La gente confiaba en el Padre Donovan. Tanto era así que no dudaban en complacer sus peticiones, por absurdas o sufridas que fueran. Los ancianos se esforzaban en mantener su postura, conmovidos por las palabras que el propio Dios hacia fluir a través de su representante; las muchachas hacían esperar a sus novios hasta el casamiento; las madres dejaban de cocinar carne los viernes; los pobres pecadores daban sus alijas como diezmo para salvar sus almas del infierno y Alphonse había hecho voto de silencio.

Vincent salió de la casa de empeños con dos fajos de billetes más bajo la sotana, suficiente para el desenfrenado estilo de vida al que estaba acostumbrado en secreto. Dedicó una mirada al nuevo monaguillo cuyo desaliñado aspecto contrastaba con su imponente aura de flagelante. No hubiera podido pedirle a Dios un reclamo mejor.

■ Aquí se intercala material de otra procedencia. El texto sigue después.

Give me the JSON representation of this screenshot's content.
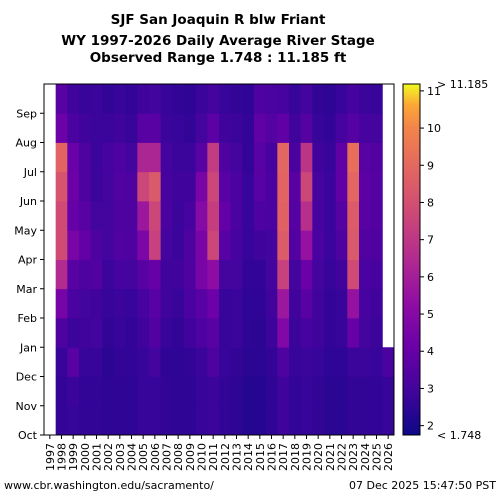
{
  "chart_data": {
    "type": "heatmap",
    "title_lines": [
      "SJF San Joaquin R blw Friant",
      "WY 1997-2026 Daily Average River Stage",
      "Observed Range 1.748 : 11.185 ft"
    ],
    "xlabel": "",
    "ylabel": "",
    "x_categories": [
      "1997",
      "1998",
      "1999",
      "2000",
      "2001",
      "2002",
      "2003",
      "2004",
      "2005",
      "2006",
      "2007",
      "2008",
      "2009",
      "2010",
      "2011",
      "2012",
      "2013",
      "2014",
      "2015",
      "2016",
      "2017",
      "2018",
      "2019",
      "2020",
      "2021",
      "2022",
      "2023",
      "2024",
      "2025",
      "2026"
    ],
    "y_categories": [
      "Oct",
      "Nov",
      "Dec",
      "Jan",
      "Feb",
      "Mar",
      "Apr",
      "May",
      "Jun",
      "Jul",
      "Aug",
      "Sep"
    ],
    "colorbar": {
      "label_max": "> 11.185",
      "label_min": "< 1.748",
      "ticks": [
        "2",
        "3",
        "4",
        "5",
        "6",
        "7",
        "8",
        "9",
        "10",
        "11"
      ],
      "min": 1.748,
      "max": 11.185
    },
    "monthly_stage_ft": [
      [
        null,
        null,
        null,
        null,
        null,
        null,
        null,
        null,
        null,
        null,
        null,
        null
      ],
      [
        2.6,
        2.6,
        2.7,
        3.3,
        4.5,
        6.5,
        7.8,
        7.8,
        8.2,
        8.8,
        4.2,
        3.6
      ],
      [
        2.7,
        2.8,
        3.6,
        2.8,
        3.2,
        3.6,
        4.6,
        4.0,
        4.2,
        4.1,
        3.2,
        2.9
      ],
      [
        2.6,
        2.6,
        2.7,
        2.9,
        3.0,
        3.3,
        3.9,
        3.6,
        3.3,
        3.3,
        2.9,
        2.7
      ],
      [
        2.6,
        2.6,
        2.7,
        3.0,
        2.9,
        3.4,
        3.3,
        3.0,
        2.8,
        2.8,
        2.8,
        2.8
      ],
      [
        2.5,
        2.5,
        2.4,
        2.6,
        2.7,
        2.8,
        3.0,
        3.0,
        3.0,
        3.1,
        2.8,
        2.6
      ],
      [
        2.5,
        2.5,
        2.6,
        2.7,
        2.8,
        3.1,
        3.4,
        3.3,
        3.4,
        3.3,
        2.9,
        2.7
      ],
      [
        2.5,
        2.5,
        2.6,
        2.6,
        2.7,
        3.0,
        3.3,
        3.3,
        3.3,
        3.0,
        2.7,
        2.6
      ],
      [
        2.7,
        2.7,
        2.7,
        2.9,
        3.1,
        3.6,
        4.7,
        5.7,
        7.6,
        6.3,
        3.6,
        2.9
      ],
      [
        2.7,
        2.7,
        3.0,
        3.4,
        3.6,
        4.0,
        7.4,
        7.6,
        8.4,
        6.3,
        3.6,
        3.0
      ],
      [
        2.6,
        2.6,
        2.5,
        2.7,
        2.9,
        2.9,
        3.0,
        3.2,
        3.1,
        3.0,
        2.8,
        2.7
      ],
      [
        2.5,
        2.5,
        2.5,
        2.6,
        2.7,
        2.9,
        2.8,
        2.8,
        2.9,
        2.8,
        2.7,
        2.6
      ],
      [
        2.5,
        2.5,
        2.6,
        2.9,
        3.2,
        3.3,
        3.3,
        3.1,
        2.9,
        2.8,
        2.6,
        2.5
      ],
      [
        2.7,
        2.7,
        2.8,
        3.3,
        3.6,
        4.6,
        4.6,
        5.0,
        4.6,
        3.6,
        3.0,
        2.8
      ],
      [
        2.8,
        2.8,
        3.3,
        3.6,
        4.2,
        5.2,
        7.6,
        7.3,
        7.6,
        7.2,
        3.7,
        3.0
      ],
      [
        2.6,
        2.6,
        2.7,
        2.7,
        2.7,
        3.0,
        3.6,
        3.9,
        3.6,
        3.3,
        2.9,
        2.7
      ],
      [
        2.5,
        2.5,
        2.6,
        2.8,
        2.8,
        3.0,
        3.1,
        3.2,
        3.2,
        3.0,
        2.8,
        2.6
      ],
      [
        2.3,
        2.3,
        2.4,
        2.5,
        2.5,
        2.6,
        2.7,
        2.7,
        2.7,
        2.6,
        2.6,
        2.5
      ],
      [
        2.3,
        2.3,
        2.4,
        2.4,
        2.5,
        2.6,
        2.9,
        3.3,
        3.6,
        3.6,
        3.8,
        3.3
      ],
      [
        2.5,
        2.5,
        2.6,
        2.8,
        2.9,
        3.0,
        3.0,
        3.2,
        3.2,
        3.1,
        3.5,
        3.2
      ],
      [
        2.9,
        2.9,
        3.3,
        4.8,
        5.7,
        7.4,
        8.5,
        8.7,
        8.8,
        8.9,
        3.8,
        3.1
      ],
      [
        2.6,
        2.6,
        2.7,
        2.8,
        2.9,
        3.0,
        3.4,
        3.5,
        3.6,
        3.2,
        2.9,
        2.7
      ],
      [
        2.7,
        2.7,
        2.8,
        3.1,
        3.6,
        4.1,
        5.5,
        6.7,
        7.6,
        6.9,
        3.5,
        3.0
      ],
      [
        2.6,
        2.6,
        2.7,
        2.9,
        2.9,
        3.0,
        3.2,
        3.1,
        3.1,
        2.9,
        2.7,
        2.6
      ],
      [
        2.4,
        2.4,
        2.5,
        2.6,
        2.6,
        2.7,
        2.8,
        2.8,
        2.8,
        2.7,
        2.6,
        2.5
      ],
      [
        2.4,
        2.4,
        2.5,
        2.7,
        2.7,
        2.9,
        3.3,
        3.5,
        3.8,
        3.8,
        3.1,
        2.7
      ],
      [
        2.6,
        2.6,
        2.8,
        4.0,
        5.5,
        7.8,
        8.4,
        8.5,
        8.9,
        9.2,
        3.5,
        3.1
      ],
      [
        2.6,
        2.6,
        2.8,
        3.0,
        3.1,
        3.2,
        3.4,
        3.6,
        3.7,
        3.6,
        3.1,
        2.8
      ],
      [
        2.6,
        2.6,
        2.7,
        2.8,
        2.9,
        3.1,
        3.3,
        3.4,
        3.5,
        3.4,
        3.0,
        2.7
      ],
      [
        2.7,
        2.7,
        3.2,
        null,
        null,
        null,
        null,
        null,
        null,
        null,
        null,
        null
      ]
    ]
  },
  "footer": {
    "source": "www.cbr.washington.edu/sacramento/",
    "timestamp": "07 Dec 2025 15:47:50 PST"
  }
}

-Me asombra que aún mantengas tus votos, Alphonse, y me entristece que aún no te hayas confesado- pronuncio ceremoniosamente aun sabiendo que no obtendría respuesta alguna-. Quiero que sepas que el voto eclesiástico no impide la comunicación, eso rompería la comunidad, solo prohíbe el hablar innecesariamente.

No logró mover la montaña de voluntad que aquel hombre demostraba con su fijación. Suspiró y volvió andando al puerto, dispuesto a zarpar hasta su siguiente destino, hasta la próxima comunidad en la que hacía largo tiempo había plantado su semilla.

El penitente no bebía ni comía en exceso y tampoco, ni aunque hubiera tenido la oportunidad al alcance de la mano, se había dado a los placeres de la carne. Todo en los actos del pobre muchacho cumplía la sagrada promesa de austeridad y sufrimiento. Solo el sacerdote conocía la turbidez en los pensamientos de su siervo, podía ver, en sus pausas y parsimonia, una duda que corrompía la pureza de su inquebrantable fe.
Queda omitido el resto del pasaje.